Now, in the 21st century, these arts have been elevated from mere crafts to important components of healing therapies for people with illnesses, both physical and psychological. Patients with cancer, for instance, are encouraged to paint, to visualize their bodies fighting off malignant cells and to pour their thoughts and emotions into journals. Likewise, abused children are asked to draw pictures to help therapists gain access to their feelings and fears. Arts and crafts are even used as part of the therapeutic rehabilitation of the disabled, the mentally disadvantaged and those with substance abuse problems, and to engage the elderly.
But the best news is that you don’t have to be ill to benefit. “We’re now finding that crafts are beneficial for healthy people, too,” says Gail McMeekin, MSW, author of the inspiring books The 12 Secrets of Highly Creative Women and The Power of Positive Choices. “Thanks to their ability to tune you into yourself and your feelings, crafts clearly have physical, psychological and spiritual powers.” Adds Diane Ericson, a California fabric artist, teacher and pattern designer, “Crafts are a way of valuing yourself and giving to yourself.
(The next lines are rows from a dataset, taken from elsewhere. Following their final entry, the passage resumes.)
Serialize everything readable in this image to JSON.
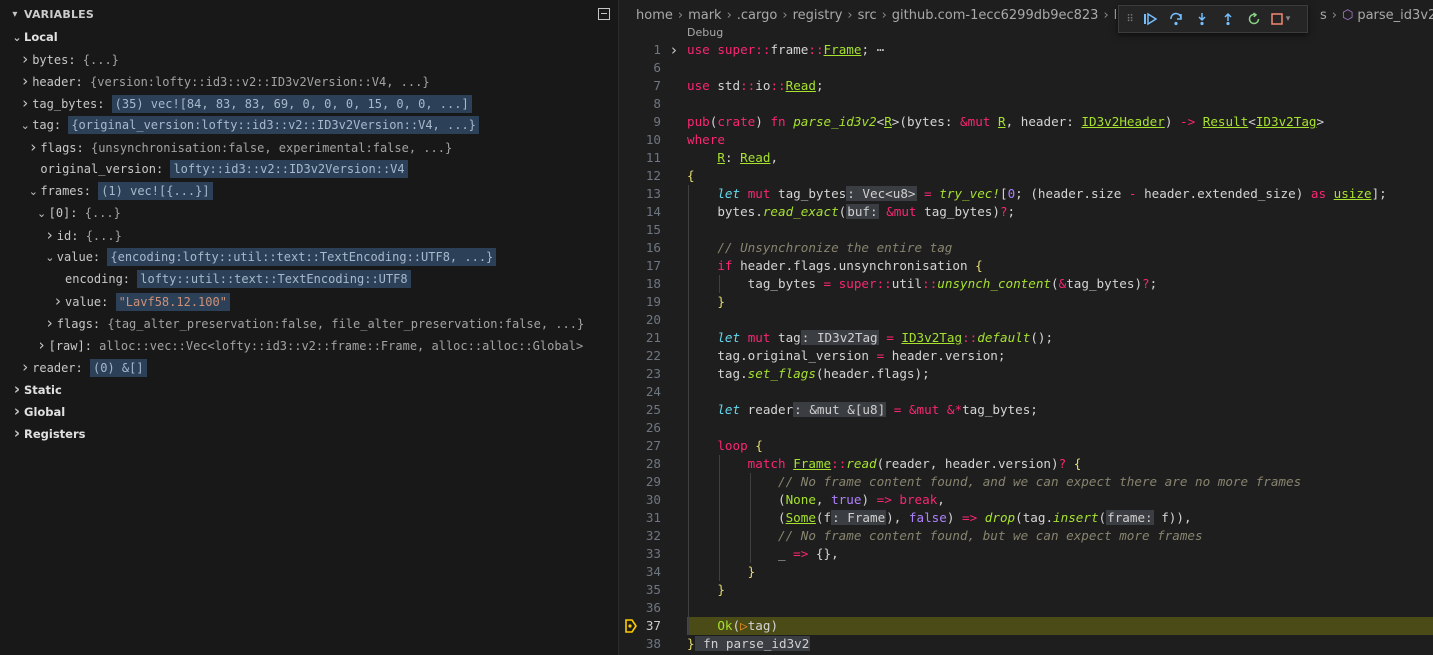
{
  "variables_panel": {
    "title": "VARIABLES",
    "rows": [
      {
        "indent": 0,
        "twisty": "v",
        "name": "Local",
        "section": true
      },
      {
        "indent": 1,
        "twisty": ">",
        "name": "bytes",
        "value": "{...}"
      },
      {
        "indent": 1,
        "twisty": ">",
        "name": "header",
        "value": "{version:lofty::id3::v2::ID3v2Version::V4, ...}"
      },
      {
        "indent": 1,
        "twisty": ">",
        "name": "tag_bytes",
        "value": "(35) vec![84, 83, 83, 69, 0, 0, 0, 15, 0, 0, ...]",
        "hl": true
      },
      {
        "indent": 1,
        "twisty": "v",
        "name": "tag",
        "value": "{original_version:lofty::id3::v2::ID3v2Version::V4, ...}",
        "hl": true
      },
      {
        "indent": 2,
        "twisty": ">",
        "name": "flags",
        "value": "{unsynchronisation:false, experimental:false, ...}"
      },
      {
        "indent": 2,
        "twisty": "",
        "name": "original_version",
        "value": "lofty::id3::v2::ID3v2Version::V4",
        "hl": true
      },
      {
        "indent": 2,
        "twisty": "v",
        "name": "frames",
        "value": "(1) vec![{...}]",
        "hl": true
      },
      {
        "indent": 3,
        "twisty": "v",
        "name": "[0]",
        "value": "{...}"
      },
      {
        "indent": 4,
        "twisty": ">",
        "name": "id",
        "value": "{...}"
      },
      {
        "indent": 4,
        "twisty": "v",
        "name": "value",
        "value": "{encoding:lofty::util::text::TextEncoding::UTF8, ...}",
        "hl": true
      },
      {
        "indent": 5,
        "twisty": "",
        "name": "encoding",
        "value": "lofty::util::text::TextEncoding::UTF8",
        "hl": true
      },
      {
        "indent": 5,
        "twisty": ">",
        "name": "value",
        "value": "\"Lavf58.12.100\"",
        "str": true
      },
      {
        "indent": 4,
        "twisty": ">",
        "name": "flags",
        "value": "{tag_alter_preservation:false, file_alter_preservation:false, ...}"
      },
      {
        "indent": 3,
        "twisty": ">",
        "name": "[raw]",
        "value": "alloc::vec::Vec<lofty::id3::v2::frame::Frame, alloc::alloc::Global>"
      },
      {
        "indent": 1,
        "twisty": ">",
        "name": "reader",
        "value": "(0) &[]",
        "hl": true
      },
      {
        "indent": 0,
        "twisty": ">",
        "name": "Static",
        "section": true
      },
      {
        "indent": 0,
        "twisty": ">",
        "name": "Global",
        "section": true
      },
      {
        "indent": 0,
        "twisty": ">",
        "name": "Registers",
        "section": true
      }
    ]
  },
  "breadcrumbs": [
    "home",
    "mark",
    ".cargo",
    "registry",
    "src",
    "github.com-1ecc6299db9ec823",
    "lofty-0"
  ],
  "breadcrumb_tail": [
    "s",
    "parse_id3v2"
  ],
  "debug_toolbar": {
    "label": "Debug",
    "buttons": [
      "continue",
      "step-over",
      "step-into",
      "step-out",
      "restart",
      "stop"
    ]
  },
  "editor": {
    "current_line": 37,
    "lines": [
      {
        "n": 1,
        "html": "<span class=\"k\">use</span> <span class=\"k\">super</span><span class=\"op\">::</span>frame<span class=\"op\">::</span><span class=\"ty\">Frame</span>;<span class=\"pu\"> ⋯</span>",
        "fold": ">"
      },
      {
        "n": 6,
        "html": ""
      },
      {
        "n": 7,
        "html": "<span class=\"k\">use</span> std<span class=\"op\">::</span>io<span class=\"op\">::</span><span class=\"ty\">Read</span>;"
      },
      {
        "n": 8,
        "html": ""
      },
      {
        "n": 9,
        "html": "<span class=\"k\">pub</span>(<span class=\"k\">crate</span>) <span class=\"k\">fn</span> <span class=\"fn\">parse_id3v2</span>&lt;<span class=\"ty\">R</span>&gt;(bytes: <span class=\"op\">&amp;mut</span> <span class=\"ty\">R</span>, header: <span class=\"ty\">ID3v2Header</span>) <span class=\"op\">-&gt;</span> <span class=\"ty\">Result</span>&lt;<span class=\"ty\">ID3v2Tag</span>&gt;"
      },
      {
        "n": 10,
        "html": "<span class=\"k\">where</span>"
      },
      {
        "n": 11,
        "html": "    <span class=\"ty\">R</span>: <span class=\"ty\">Read</span>,"
      },
      {
        "n": 12,
        "html": "<span class=\"yl\">{</span>"
      },
      {
        "n": 13,
        "html": "    <span class=\"it\">let</span> <span class=\"k\">mut</span> tag_bytes<span class=\"ih\">: Vec&lt;u8&gt;</span> <span class=\"op\">=</span> <span class=\"fn\">try_vec!</span>[<span class=\"nu\">0</span>; (header.size <span class=\"op\">-</span> header.extended_size) <span class=\"k\">as</span> <span class=\"ty\">usize</span>];"
      },
      {
        "n": 14,
        "html": "    bytes.<span class=\"fn\">read_exact</span>(<span class=\"ih\">buf:</span> <span class=\"op\">&amp;mut</span> tag_bytes)<span class=\"op\">?</span>;"
      },
      {
        "n": 15,
        "html": ""
      },
      {
        "n": 16,
        "html": "    <span class=\"cm\">// Unsynchronize the entire tag</span>"
      },
      {
        "n": 17,
        "html": "    <span class=\"k\">if</span> header.flags.unsynchronisation <span class=\"yl\">{</span>"
      },
      {
        "n": 18,
        "html": "        tag_bytes <span class=\"op\">=</span> <span class=\"k\">super</span><span class=\"op\">::</span>util<span class=\"op\">::</span><span class=\"fn\">unsynch_content</span>(<span class=\"op\">&amp;</span>tag_bytes)<span class=\"op\">?</span>;"
      },
      {
        "n": 19,
        "html": "    <span class=\"yl\">}</span>"
      },
      {
        "n": 20,
        "html": ""
      },
      {
        "n": 21,
        "html": "    <span class=\"it\">let</span> <span class=\"k\">mut</span> tag<span class=\"ih\">: ID3v2Tag</span> <span class=\"op\">=</span> <span class=\"ty\">ID3v2Tag</span><span class=\"op\">::</span><span class=\"fn\">default</span>();"
      },
      {
        "n": 22,
        "html": "    tag.original_version <span class=\"op\">=</span> header.version;"
      },
      {
        "n": 23,
        "html": "    tag.<span class=\"fn\">set_flags</span>(header.flags);"
      },
      {
        "n": 24,
        "html": ""
      },
      {
        "n": 25,
        "html": "    <span class=\"it\">let</span> reader<span class=\"ih\">: &amp;mut &amp;[u8]</span> <span class=\"op\">=</span> <span class=\"op\">&amp;mut</span> <span class=\"op\">&amp;*</span>tag_bytes;"
      },
      {
        "n": 26,
        "html": ""
      },
      {
        "n": 27,
        "html": "    <span class=\"k\">loop</span> <span class=\"yl\">{</span>"
      },
      {
        "n": 28,
        "html": "        <span class=\"k\">match</span> <span class=\"ty\">Frame</span><span class=\"op\">::</span><span class=\"fn\">read</span>(reader, header.version)<span class=\"op\">?</span> <span class=\"yl\">{</span>"
      },
      {
        "n": 29,
        "html": "            <span class=\"cm\">// No frame content found, and we can expect there are no more frames</span>"
      },
      {
        "n": 30,
        "html": "            (<span class=\"t2\">None</span>, <span class=\"nu\">true</span>) <span class=\"op\">=&gt;</span> <span class=\"k\">break</span>,"
      },
      {
        "n": 31,
        "html": "            (<span class=\"ty\">Some</span>(f<span class=\"ih\">: Frame</span>), <span class=\"nu\">false</span>) <span class=\"op\">=&gt;</span> <span class=\"fn\">drop</span>(tag.<span class=\"fn\">insert</span>(<span class=\"ih\">frame:</span> f)),"
      },
      {
        "n": 32,
        "html": "            <span class=\"cm\">// No frame content found, but we can expect more frames</span>"
      },
      {
        "n": 33,
        "html": "            _ <span class=\"op\">=&gt;</span> {},"
      },
      {
        "n": 34,
        "html": "        <span class=\"yl\">}</span>"
      },
      {
        "n": 35,
        "html": "    <span class=\"yl\">}</span>"
      },
      {
        "n": 36,
        "html": ""
      },
      {
        "n": 37,
        "html": "    <span class=\"t2\">Ok</span>(<span class=\"or\">▷</span>tag)"
      },
      {
        "n": 38,
        "html": "<span class=\"yl\">}</span><span class=\"ih\"> fn parse_id3v2</span>"
      }
    ]
  }
}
They allow you to express what’s inside.”
The Study of Crafting
A landmark study—sponsored by the Home Sewing Association and important enough to be mentioned in the prestigious Journal of the American Medical Association—involved researchers taking 30 women (15 experienced sewers and 15 novice sewers) and measuring the stress gauges of blood pressure, heart rate, perspiration rate and skin temperature via biofeedback before and after they performed five leisure activities that required similar eye-hand movements. The pastimes included sewing a simple project, playing a card game, painting at an easel, playing a hand-held video game and reading a newspaper. The results showed that sewing was the most relaxing activity of the five studied; it produced drops in heart rate, blood pressure and perspiration. In contrast, stress measures increased after the women performed the other tasks, especially after playing a card or video game.
According to Robert Reiner, PhD, a New York University psychologist and the study’s author, the findings prove what crafters already know: Crafts de-stress. “The act of performing a craft is incompatible with worry, anger, obsession and anxiety,” he says. “Crafts make you concentrate and focus on the here and now and distract you from everyday pressures and problems. They’re stress-busters in the same way that meditation, deep breathing, visual imagery and watching fish are.”
Harvard University’s world-renowned mind/body expert, Herbert Benson, MD, says that repetitive and rhythmic crafts such as knitting may even evoke what he calls the relaxation response—a feeling of bodily and mental calm that’s been scientifically proven to enhance health and reduce the risk of heart disease, anxiety and depression. “You can induce the relaxation response through any type of repetition, whether it’s repeating a word, prayer or action, such as knitting or sewing,” he notes. “The act of doing a task over and over again breaks the train of everyday thought, and that’s what releases stress.”
Unfortunately, many of us push crafting and creativity to the bottom of our to-do list. Maybe we feel guilty for doing something for ourselves—women, of course, are taught that everyone else’s needs should come first. Or maybe we feel that even when we’re relaxing, we should be doing something productive. But now that research is showing the creative arts are good for our health and relationships, we no longer need to view leisure pursuits as self-indulgence. We can recast them in a new light: Crafts aren’t just enjoyable, they’re downright therapeutic.
Letting in the Power of Crafts
In interviewing creative women for her first book, Gail McMeekin learned that there are no mistakes in creating, only lessons. “Many inventions are the result of so-called errors,” she says. “When you suspend judgment about what is and what isn’t a mistake, you open your mind to creating extraordinary things and to receiving extraordinary things, too. You let in the healing power of crafts.”